そもそもやってみないことには本当にやる気があるかどうかなんてわかるはずありません。
しかも、別に続ける必要もなくて、気が向いた時にトレイルを走るという永遠の初心者トレイルランナーでもちっとも構わないのです。
なのに、なぜ私はそんなふうに思い込んでいたのでしょう?
原因探しよりも、手放しだ
私には思い当たることがありました。
幼い頃、何かやりたいことがあって親に相談すると、「本当にやりたいの?」「ちゃんと続けられる?」って聞かれていたよな、って。
おそらく、その経験を知らずのうちに積み重ねたことで、何かをやる時は本当にやりたいか、ちゃんと続けられるかを考えることが当然だというフィルターが定着してしまっていたのです。
そのフィルターがあってもたいして困ることがなければなかなか気づきませんが、そのフィルターとマッチしない行動をしたことでインプット情報に変化が起こって、「ん?これまでと様子が違うぞ?」というようなプロセスが進み、フィルターの存在が浮かび上がってくるんじゃないかと思うのです。
それでいうと、困ることがないならそのままでいいとも言えるかもしれません。
ただ、進化成長という観点で言えば、困る前に気づいて、自分の可能性がより拡大するような、自分の未来によりワクワクできるような、そんな思考回路に切り替えられる方が断然、面白いとも思うようになりました。
で、思うに、行動を通して気づくことの凄さは、そのフィルターを持つようになった原因や経緯が何であっても、そのフィルターを覆すような行動をすでにしている時点で、そのフィルターをぶち破って無効化する、つまり手放すプロセスを進んでいること。
自分を縛っている信念や思い込みに気づけたはいいけどどうやったら手放せるのか? それが私の長年の疑問だったのですが、動くことで気づくのも手放すのもいっぺんにできるなんて、もっと早く知りたかったわ!
いや、もちろん、慣れ親しんだ信念、思い込みに気づいていようと、いまいと、それらを覆すような行動をするのは怖いというか、勇気がいるのです。だから、バンジージャンプに例えているのです。でも、たとえば私にとってのトレイルランみたいに、たいして人生の本筋に影響なさそうな、人様にかける迷惑も少なそうな、小さな挑戦ならしやすくないですか?
そんな小さな挑戦でもパワーは絶大だというのも気づいたことでした。
だって、フィルターは、己の言動、というかアウトプット全てに影響しているから。
何が言いたいかというと、たとえ小さな挑戦でも、行動すれば不要なフィルターに気づいて手放せたも同然だから、そのフィルターが影響していた全範囲、すなわち人生全般が変わり始める、みたいな大きな変化が起こっても不思議ではないということです。

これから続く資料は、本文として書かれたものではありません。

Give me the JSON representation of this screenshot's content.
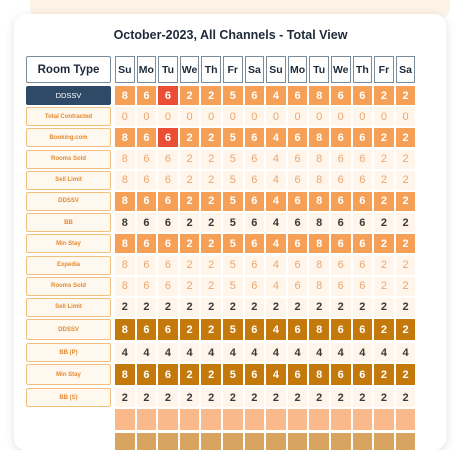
{
  "title": "October-2023, All Channels - Total View",
  "header_label": "Room Type",
  "days": [
    "Su",
    "Mo",
    "Tu",
    "We",
    "Th",
    "Fr",
    "Sa",
    "Su",
    "Mo",
    "Tu",
    "We",
    "Th",
    "Fr",
    "Sa"
  ],
  "rows": [
    {
      "label": "DDSSV",
      "style": "orange",
      "values": [
        "8",
        "6",
        "6",
        "2",
        "2",
        "5",
        "6",
        "4",
        "6",
        "8",
        "6",
        "6",
        "2",
        "2"
      ]
    },
    {
      "label": "Total Contracted",
      "style": "cream-light",
      "values": [
        "0",
        "0",
        "0",
        "0",
        "0",
        "0",
        "0",
        "0",
        "0",
        "0",
        "0",
        "0",
        "0",
        "0"
      ]
    },
    {
      "label": "Booking.com",
      "style": "orange",
      "values": [
        "8",
        "6",
        "6",
        "2",
        "2",
        "5",
        "6",
        "4",
        "6",
        "8",
        "6",
        "6",
        "2",
        "2"
      ]
    },
    {
      "label": "Rooms Sold",
      "style": "cream-light",
      "values": [
        "8",
        "6",
        "6",
        "2",
        "2",
        "5",
        "6",
        "4",
        "6",
        "8",
        "6",
        "6",
        "2",
        "2"
      ]
    },
    {
      "label": "Sell Limit",
      "style": "cream-light",
      "values": [
        "8",
        "6",
        "6",
        "2",
        "2",
        "5",
        "6",
        "4",
        "6",
        "8",
        "6",
        "6",
        "2",
        "2"
      ]
    },
    {
      "label": "DDSSV",
      "style": "orange",
      "values": [
        "8",
        "6",
        "6",
        "2",
        "2",
        "5",
        "6",
        "4",
        "6",
        "8",
        "6",
        "6",
        "2",
        "2"
      ]
    },
    {
      "label": "BB",
      "style": "cream-dark",
      "values": [
        "8",
        "6",
        "6",
        "2",
        "2",
        "5",
        "6",
        "4",
        "6",
        "8",
        "6",
        "6",
        "2",
        "2"
      ]
    },
    {
      "label": "Min Stay",
      "style": "orange",
      "values": [
        "8",
        "6",
        "6",
        "2",
        "2",
        "5",
        "6",
        "4",
        "6",
        "8",
        "6",
        "6",
        "2",
        "2"
      ]
    },
    {
      "label": "Expedia",
      "style": "cream-light",
      "values": [
        "8",
        "6",
        "6",
        "2",
        "2",
        "5",
        "6",
        "4",
        "6",
        "8",
        "6",
        "6",
        "2",
        "2"
      ]
    },
    {
      "label": "Rooms Sold",
      "style": "cream-light",
      "values": [
        "8",
        "6",
        "6",
        "2",
        "2",
        "5",
        "6",
        "4",
        "6",
        "8",
        "6",
        "6",
        "2",
        "2"
      ]
    },
    {
      "label": "Sell Limit",
      "style": "cream-dark",
      "values": [
        "2",
        "2",
        "2",
        "2",
        "2",
        "2",
        "2",
        "2",
        "2",
        "2",
        "2",
        "2",
        "2",
        "2"
      ]
    },
    {
      "label": "DDSSV",
      "style": "brown",
      "values": [
        "8",
        "6",
        "6",
        "2",
        "2",
        "5",
        "6",
        "4",
        "6",
        "8",
        "6",
        "6",
        "2",
        "2"
      ]
    },
    {
      "label": "BB (P)",
      "style": "cream-dark",
      "values": [
        "4",
        "4",
        "4",
        "4",
        "4",
        "4",
        "4",
        "4",
        "4",
        "4",
        "4",
        "4",
        "4",
        "4"
      ]
    },
    {
      "label": "Min Stay",
      "style": "brown",
      "values": [
        "8",
        "6",
        "6",
        "2",
        "2",
        "5",
        "6",
        "4",
        "6",
        "8",
        "6",
        "6",
        "2",
        "2"
      ]
    },
    {
      "label": "BB (S)",
      "style": "cream-dark",
      "values": [
        "2",
        "2",
        "2",
        "2",
        "2",
        "2",
        "2",
        "2",
        "2",
        "2",
        "2",
        "2",
        "2",
        "2"
      ]
    },
    {
      "label": "",
      "style": "peach",
      "values": [
        "",
        "",
        "",
        "",
        "",
        "",
        "",
        "",
        "",
        "",
        "",
        "",
        "",
        ""
      ]
    },
    {
      "label": "",
      "style": "tan",
      "values": [
        "",
        "",
        "",
        "",
        "",
        "",
        "",
        "",
        "",
        "",
        "",
        "",
        "",
        ""
      ]
    }
  ],
  "colors": {
    "orange": "#f5a056",
    "red": "#ea4e34",
    "brown": "#c4790c",
    "navy": "#2e4a66",
    "label_text": "#e3892f"
  }
}
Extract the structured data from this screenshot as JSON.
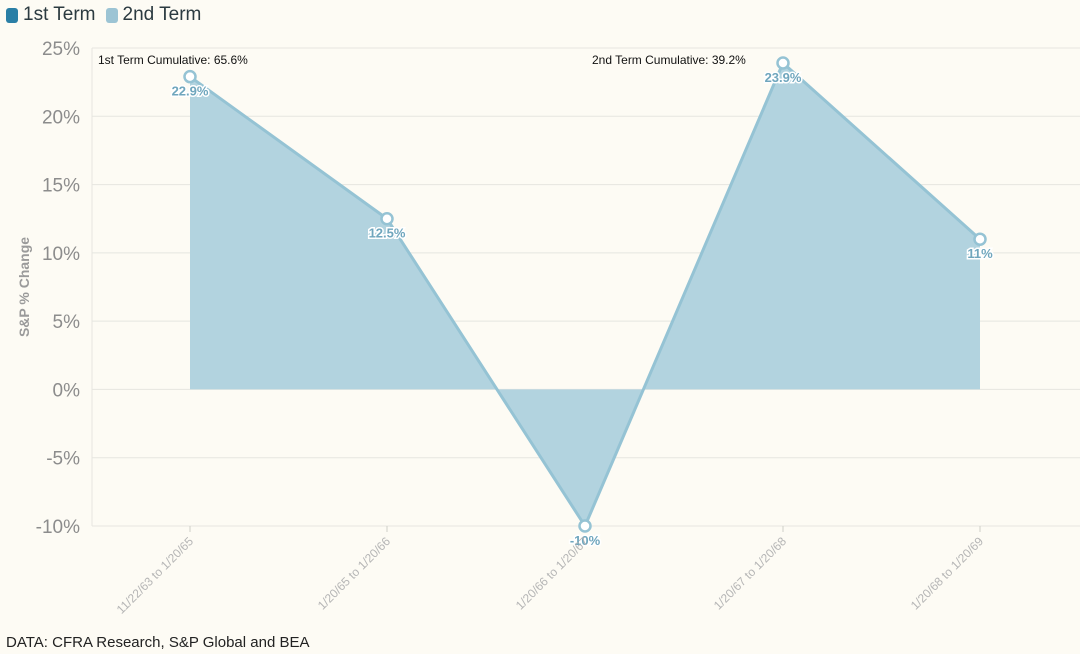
{
  "legend": {
    "items": [
      {
        "label": "1st Term",
        "color": "#2a7fa6"
      },
      {
        "label": "2nd Term",
        "color": "#9cc4d4"
      }
    ]
  },
  "source": "DATA: CFRA Research, S&P Global and BEA",
  "colors": {
    "fill": "#b2d3df",
    "line": "#95c3d4",
    "grid": "#e6e6e0",
    "tick": "#8c8c8c",
    "label_text": "#6fa6bd"
  },
  "chart_data": {
    "type": "area",
    "categories": [
      "11/22/63 to 1/20/65",
      "1/20/65 to 1/20/66",
      "1/20/66 to 1/20/67",
      "1/20/67 to 1/20/68",
      "1/20/68 to 1/20/69"
    ],
    "series": [
      {
        "values": [
          22.9,
          12.5,
          -10,
          23.9,
          11
        ]
      }
    ],
    "data_labels": [
      "22.9%",
      "12.5%",
      "-10%",
      "23.9%",
      "11%"
    ],
    "ylabel": "S&P % Change",
    "ylim": [
      -10,
      25
    ],
    "yticks": [
      25,
      20,
      15,
      10,
      5,
      0,
      -5,
      -10
    ],
    "ytick_labels": [
      "25%",
      "20%",
      "15%",
      "10%",
      "5%",
      "0%",
      "-5%",
      "-10%"
    ],
    "annotations": [
      {
        "text": "1st Term Cumulative: 65.6%",
        "category_index": 0
      },
      {
        "text": "2nd Term Cumulative: 39.2%",
        "category_index": 3
      }
    ],
    "grid": true
  }
}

いやはや、行動することが大事、とはよく言われますが、その真意をこれまでより一段深いレベルで納得できてきたかもれません。
いみじくも「“動作”学」とはよく言ったものです。
動こう。
そうやって張り切って動き回っていた私は、一週間もしないうちにわかりやすく疲れていったんお休みするはめになるのですが、そこでも動作学の知識を体験し納得することがたくさんあったので、それはまた別の機会に…。